Ma adesso che la frittata è stata fatta urgono soluzioni. Apprendere che la gigantesca Russia – che dispone di una delle Forze armate più efficienti al mondo – chieda garanzie per la propria sicurezza lascia di sasso. Come fa piangere il cuore che russi e ucraini rischino di scontrarsi a 76 anni dalla fine della Seconda guerra mondiale che rase al suolo i loro Paesi e causò 28 milioni di morti. L’uomo non ha proprio imparato nulla.

La dimostrazione di muscoli in questa folle gara di body building ha terrorizzato il Vecchio continente. Ma la sua lezione - se ben utilizzata - potrebbe servire a costruire un mondo migliore: via le armi dall’Europa o perlomeno posizionarle in maniera da garantire sicurezza nei prossimi decenni, colmando i disastri lasciati da Donald Trump, leggasi ritiro unilaterale dal trattato sui missili a medio e a corto raggio. In breve, nuovo equilibrio degli armamenti.

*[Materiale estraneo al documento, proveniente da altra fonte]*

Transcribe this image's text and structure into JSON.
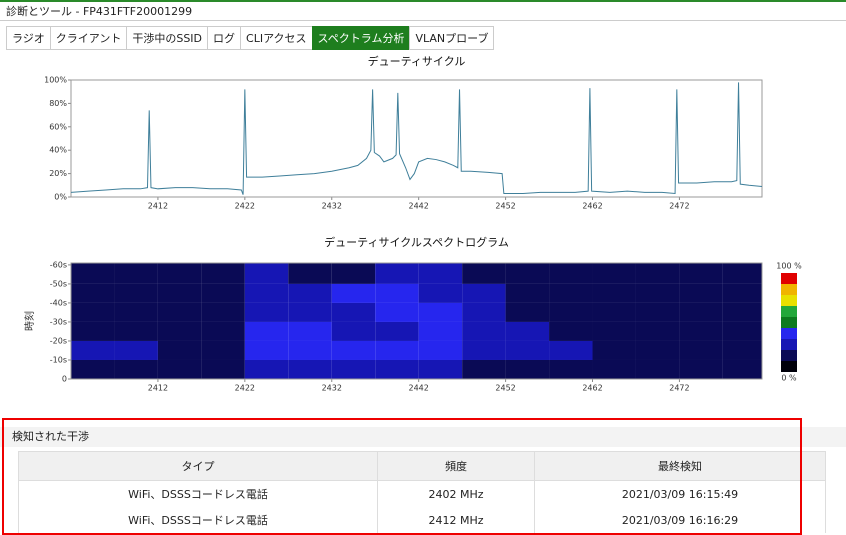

Allo stesso tempo ritenere che nel XXI secolo globalizzato un Paese – l’Ucraina – non possa scegliere liberamente le proprie alleanze è irrealistico. Il mondo delle sfere d’influenza, sarebbe bene spiegarlo ai 70enni, è roba superata. Ecco la necessità per le diplomazie di escogitare nuove formule. Paesi come Italia, Francia e Germania dovranno contemporaneamente dare una calmata agli ex "satelliti" del Cremlino, oggi facenti parte dei Ventisette: i conti con la storia li fanno gli storici e non i politici. Mettere una pietra su dolorose divisioni, come hanno fatto francesi e tedeschi all’indomani del 1945, è indispensabile per il bene comune.


Una nave russa pattuglia il porto di Sebastopoli (Keystone)

I nodi del dissidio non sono stati sciolti: si apre, però, un breve periodo in cui le diplomazie saranno chiamate a inventarsi qualcosa di innovativo. Altrimenti tra 6 mesi saremo daccapo. Ogni anno la Russia fa grandi manovre alla frontiera ucraina, ma le opinioni pubbliche internazionali finora non se n’erano mai accorte.

Gli Stati Uniti sono riusciti nel frattempo a ricompattare il fronte occidentale e a mostrare al Cremlino che l’epoca dell’impunità è finito. Ma il vero obiettivo nel lungo termine è che la Russia cambi alleanza strategica e riduca l’abbraccio con la Cina.